The monster, the freak without mercy, compassion or any semblance of warmth, jumped further into his senses; the sound that left his throat was demonic.
“I have no mate,” he growled. “I have only the obligation to protect those of my Pride, Jackal. My only purpose. My only reason for being.” Because the mate would suffer without them.
And in a way it was true. When the monster was free, all bonds, all affection, all respect was obliterated. Only one purpose filled him. Protecting the mate only Graeme could claim.
And he was convincing. He could smell it on them.
“I’ve made the strongest Council Coyotes piss themselves within ten minutes,” he observed then. “How long will the two of you last before the scent of your urine offends my senses?”
He’d give them at least fifteen minutes. These two looked pretty strong. And Jackals were tortured from childhood, their training a reign of terror designed to ensure only the most brutally strong survived. Before they reached age ten, only one littermate would still live. The only one strong enough to watch the others starve so he could eat. The one strong enough to murder all who stood in the way of his escape from the putrid, waste-packed cell they were locked into.
“She would have me know mercy,” he growled, and hope flickered in their eyes.
Graeme smiled. A curve of his lips that dimmed hope and brought the knowledge of certain death instead.
“She doesn’t know, they tore the mercy from me the day they tore my heart from my chest . . .”
The monster ached, craved, hell, it salivated for the sounds of their screams.

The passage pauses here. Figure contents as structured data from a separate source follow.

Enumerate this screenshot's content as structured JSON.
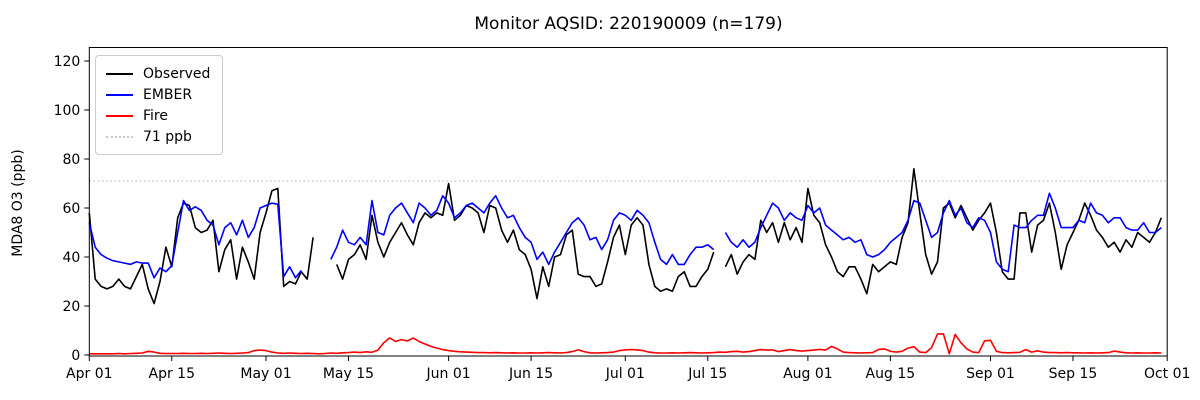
{
  "chart_data": {
    "type": "line",
    "title": "Monitor AQSID: 220190009 (n=179)",
    "ylabel": "MDA8 O3 (ppb)",
    "xlabel": "",
    "x_unit": "day",
    "x_start_label": "Apr 01",
    "x_end_label": "Oct 01",
    "ylim": [
      -0.5,
      125.5
    ],
    "yticks": [
      0,
      20,
      40,
      60,
      80,
      100,
      120
    ],
    "grid": false,
    "legend_position": "upper left",
    "xticks": [
      {
        "day": 0,
        "label": "Apr 01"
      },
      {
        "day": 14,
        "label": "Apr 15"
      },
      {
        "day": 30,
        "label": "May 01"
      },
      {
        "day": 44,
        "label": "May 15"
      },
      {
        "day": 61,
        "label": "Jun 01"
      },
      {
        "day": 75,
        "label": "Jun 15"
      },
      {
        "day": 91,
        "label": "Jul 01"
      },
      {
        "day": 105,
        "label": "Jul 15"
      },
      {
        "day": 122,
        "label": "Aug 01"
      },
      {
        "day": 136,
        "label": "Aug 15"
      },
      {
        "day": 153,
        "label": "Sep 01"
      },
      {
        "day": 167,
        "label": "Sep 15"
      },
      {
        "day": 183,
        "label": "Oct 01"
      }
    ],
    "threshold": {
      "label": "71 ppb",
      "value": 71,
      "color": "#c8c8c8",
      "style": "dotted"
    },
    "series": [
      {
        "name": "Observed",
        "color": "#000000",
        "style": "solid",
        "values": [
          58,
          31,
          28,
          27,
          28,
          31,
          28,
          27,
          32,
          37,
          27,
          21,
          30,
          44,
          36,
          56,
          62,
          61,
          52,
          50,
          51,
          55,
          34,
          43,
          47,
          31,
          44,
          38,
          31,
          50,
          58,
          67,
          68,
          28,
          30,
          29,
          34,
          31,
          48,
          null,
          null,
          null,
          37,
          31,
          39,
          41,
          45,
          39,
          57,
          46,
          40,
          46,
          50,
          54,
          49,
          45,
          54,
          58,
          56,
          58,
          57,
          70,
          55,
          57,
          61,
          60,
          58,
          50,
          61,
          60,
          51,
          46,
          51,
          43,
          41,
          35,
          23,
          36,
          28,
          40,
          41,
          49,
          51,
          33,
          32,
          32,
          28,
          29,
          38,
          48,
          53,
          41,
          53,
          56,
          53,
          37,
          28,
          26,
          27,
          26,
          32,
          34,
          28,
          28,
          32,
          35,
          42,
          null,
          36,
          41,
          33,
          38,
          41,
          39,
          55,
          50,
          54,
          46,
          54,
          47,
          52,
          46,
          68,
          57,
          54,
          45,
          40,
          34,
          32,
          36,
          36,
          31,
          25,
          37,
          34,
          36,
          38,
          37,
          48,
          54,
          76,
          58,
          41,
          33,
          38,
          60,
          62,
          56,
          61,
          56,
          51,
          55,
          58,
          62,
          50,
          34,
          31,
          31,
          58,
          58,
          42,
          53,
          55,
          62,
          50,
          35,
          45,
          50,
          55,
          62,
          57,
          51,
          48,
          44,
          46,
          42,
          47,
          44,
          50,
          48,
          46,
          50,
          56
        ]
      },
      {
        "name": "EMBER",
        "color": "#0000ff",
        "style": "solid",
        "values": [
          54,
          44,
          41,
          39.5,
          38.5,
          38,
          37.5,
          37,
          38,
          37.5,
          37.5,
          31.5,
          35.5,
          34,
          36.5,
          50,
          63,
          59,
          60.5,
          59,
          55,
          53,
          45,
          52,
          54,
          49,
          55,
          48,
          52,
          60,
          61,
          62,
          61.5,
          32,
          36,
          31.5,
          34.5,
          null,
          null,
          null,
          null,
          39,
          44,
          51,
          46,
          45,
          48,
          45,
          63,
          50,
          49,
          57,
          60,
          62,
          58,
          54,
          62,
          60,
          57,
          59,
          65,
          62,
          56,
          58,
          61,
          62,
          60,
          58,
          62,
          65,
          60,
          56,
          57,
          52,
          48,
          46,
          39,
          42,
          37,
          42,
          46,
          50,
          54,
          56,
          53,
          47,
          48,
          43,
          47,
          55,
          58,
          57,
          55,
          59,
          57,
          54,
          46,
          39,
          37,
          41,
          37,
          37,
          41,
          44,
          44,
          45,
          43,
          null,
          50,
          46,
          44,
          47,
          44,
          46,
          52,
          57,
          62,
          60,
          55,
          58,
          56,
          55,
          61,
          58,
          60,
          53,
          51,
          49,
          47,
          48,
          46,
          47,
          41,
          40,
          41,
          43,
          46,
          48,
          50,
          55,
          63,
          62,
          55,
          48,
          50,
          58,
          63,
          57,
          60,
          54,
          52,
          56,
          55,
          50,
          38,
          35,
          34,
          53,
          52,
          52,
          55,
          57,
          57,
          66,
          60,
          52,
          52,
          52,
          55,
          54,
          62,
          58,
          57,
          54,
          56,
          56,
          52,
          51,
          51,
          54,
          50,
          50,
          52
        ]
      },
      {
        "name": "Fire",
        "color": "#ff0000",
        "style": "solid",
        "values": [
          0.5,
          0.5,
          0.5,
          0.5,
          0.5,
          0.6,
          0.5,
          0.6,
          0.7,
          0.8,
          1.5,
          1.2,
          0.7,
          0.6,
          0.6,
          0.6,
          0.7,
          0.6,
          0.6,
          0.7,
          0.6,
          0.7,
          0.8,
          0.7,
          0.6,
          0.7,
          0.8,
          1.0,
          1.8,
          2.0,
          1.8,
          1.2,
          0.8,
          0.7,
          0.8,
          0.7,
          0.6,
          0.7,
          0.6,
          0.5,
          0.6,
          0.8,
          0.7,
          0.9,
          1.0,
          1.2,
          1.0,
          1.3,
          1.1,
          2.0,
          5.0,
          7.0,
          5.5,
          6.3,
          5.7,
          7.0,
          5.5,
          4.5,
          3.5,
          2.8,
          2.2,
          1.8,
          1.5,
          1.3,
          1.2,
          1.1,
          1.0,
          1.0,
          0.9,
          1.0,
          0.9,
          0.8,
          0.9,
          0.8,
          0.8,
          0.9,
          0.8,
          0.9,
          1.0,
          0.9,
          0.8,
          1.0,
          1.4,
          2.1,
          1.4,
          0.9,
          0.8,
          0.9,
          1.0,
          1.2,
          1.8,
          2.1,
          2.2,
          2.1,
          1.8,
          1.2,
          0.9,
          0.8,
          0.8,
          0.9,
          0.8,
          0.9,
          1.0,
          0.9,
          0.8,
          0.9,
          1.0,
          1.2,
          1.1,
          1.4,
          1.5,
          1.2,
          1.4,
          1.8,
          2.2,
          2.0,
          2.1,
          1.4,
          1.8,
          2.2,
          1.8,
          1.6,
          1.8,
          2.0,
          2.3,
          2.0,
          3.5,
          2.5,
          1.2,
          1.0,
          0.9,
          0.8,
          0.9,
          1.0,
          2.3,
          2.5,
          1.5,
          1.2,
          1.5,
          2.8,
          3.4,
          1.2,
          1.0,
          3.0,
          8.6,
          8.6,
          0.5,
          8.4,
          5.0,
          2.5,
          1.2,
          1.0,
          5.8,
          6.0,
          1.5,
          1.0,
          0.9,
          1.0,
          1.1,
          2.2,
          1.2,
          1.7,
          1.2,
          1.0,
          1.0,
          0.9,
          1.0,
          0.9,
          0.9,
          0.8,
          0.9,
          0.8,
          0.9,
          1.0,
          1.6,
          1.2,
          0.9,
          0.8,
          0.9,
          0.8,
          0.8,
          0.9,
          0.8
        ]
      }
    ]
  }
}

Narrowing his eyes on them, he watched them, drew their scents into his senses, broke the markers down, noted the various differences and, as he’d learned to do in the research center, tracked every fucking gene that made them what they were. That was a Jackal’s weakness. Facing what he actually was, knowing his history and discovering that someone else knew it too.
“Do you know why they call me the bogeyman?” he asked softly, lazily, despite the sound of hell in his voice.